Milho – Tradicionalmente, a Festa do Catete é encerrada com a cavalgada, e ontem foi mais um sucesso de público. “Isso é bom porque traz a origem do nosso povo: do vaqueiro, do homem do campo, o batalhador. A Festa do Catete era isso, ou seja, em comemoração à plantação do milho. Até mesmo o próprio termo ‘catete’ é uma variação de milho”, lembrou o prefeito Laércio Passos

 

Segundo ele, a comemoração começa no dia de São José, em março, quando a prefeitura distribui sementes de milho para serem plantados no dia do santo. “Este ano, a costume de todos os anos, a gente doou três toneladas de sementes”, disse.
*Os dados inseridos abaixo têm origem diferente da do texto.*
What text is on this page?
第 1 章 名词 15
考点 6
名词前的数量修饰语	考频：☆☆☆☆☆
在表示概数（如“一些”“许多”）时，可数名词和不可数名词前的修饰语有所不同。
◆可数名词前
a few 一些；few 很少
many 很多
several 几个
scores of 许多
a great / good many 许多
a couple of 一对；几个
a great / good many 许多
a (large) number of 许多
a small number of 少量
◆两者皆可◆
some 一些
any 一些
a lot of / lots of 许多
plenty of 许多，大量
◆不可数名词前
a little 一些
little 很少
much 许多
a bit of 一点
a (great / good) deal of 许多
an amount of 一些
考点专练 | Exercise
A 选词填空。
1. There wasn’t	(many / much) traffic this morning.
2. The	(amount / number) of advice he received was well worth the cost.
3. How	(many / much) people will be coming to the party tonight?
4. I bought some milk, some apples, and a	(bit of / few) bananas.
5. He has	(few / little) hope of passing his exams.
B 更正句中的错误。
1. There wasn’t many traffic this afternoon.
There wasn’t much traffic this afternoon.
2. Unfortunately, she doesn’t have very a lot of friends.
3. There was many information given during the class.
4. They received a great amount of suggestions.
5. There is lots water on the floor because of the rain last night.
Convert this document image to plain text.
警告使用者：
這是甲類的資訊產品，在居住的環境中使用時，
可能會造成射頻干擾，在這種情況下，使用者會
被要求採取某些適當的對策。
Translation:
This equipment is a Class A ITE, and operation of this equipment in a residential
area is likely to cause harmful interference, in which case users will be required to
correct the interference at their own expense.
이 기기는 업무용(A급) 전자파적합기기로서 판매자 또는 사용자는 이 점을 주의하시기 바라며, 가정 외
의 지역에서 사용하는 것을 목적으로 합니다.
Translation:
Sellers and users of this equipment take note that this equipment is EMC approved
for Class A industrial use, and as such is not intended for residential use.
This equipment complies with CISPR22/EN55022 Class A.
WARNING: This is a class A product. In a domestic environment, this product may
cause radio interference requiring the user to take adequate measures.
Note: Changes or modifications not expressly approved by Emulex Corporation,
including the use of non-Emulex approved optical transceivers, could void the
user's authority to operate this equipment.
Rosário do Catete conta também com uma fazenda comunitária, que já possui em torno de 150 roceiros que plantam o milho doado. “Agora eles comemoram o grande dia do milho, que é o dia da colheita, e a prefeitura tem projetos para investir mais ainda nesta área, nosso objetivo é assentar mais famílias no campo, incentivar a produção agrícola que promove a sobrevivência das famílias. E esta comemoração coincide com os festejos juninos, que a grande festa do Nordeste e do interior”, concluiu.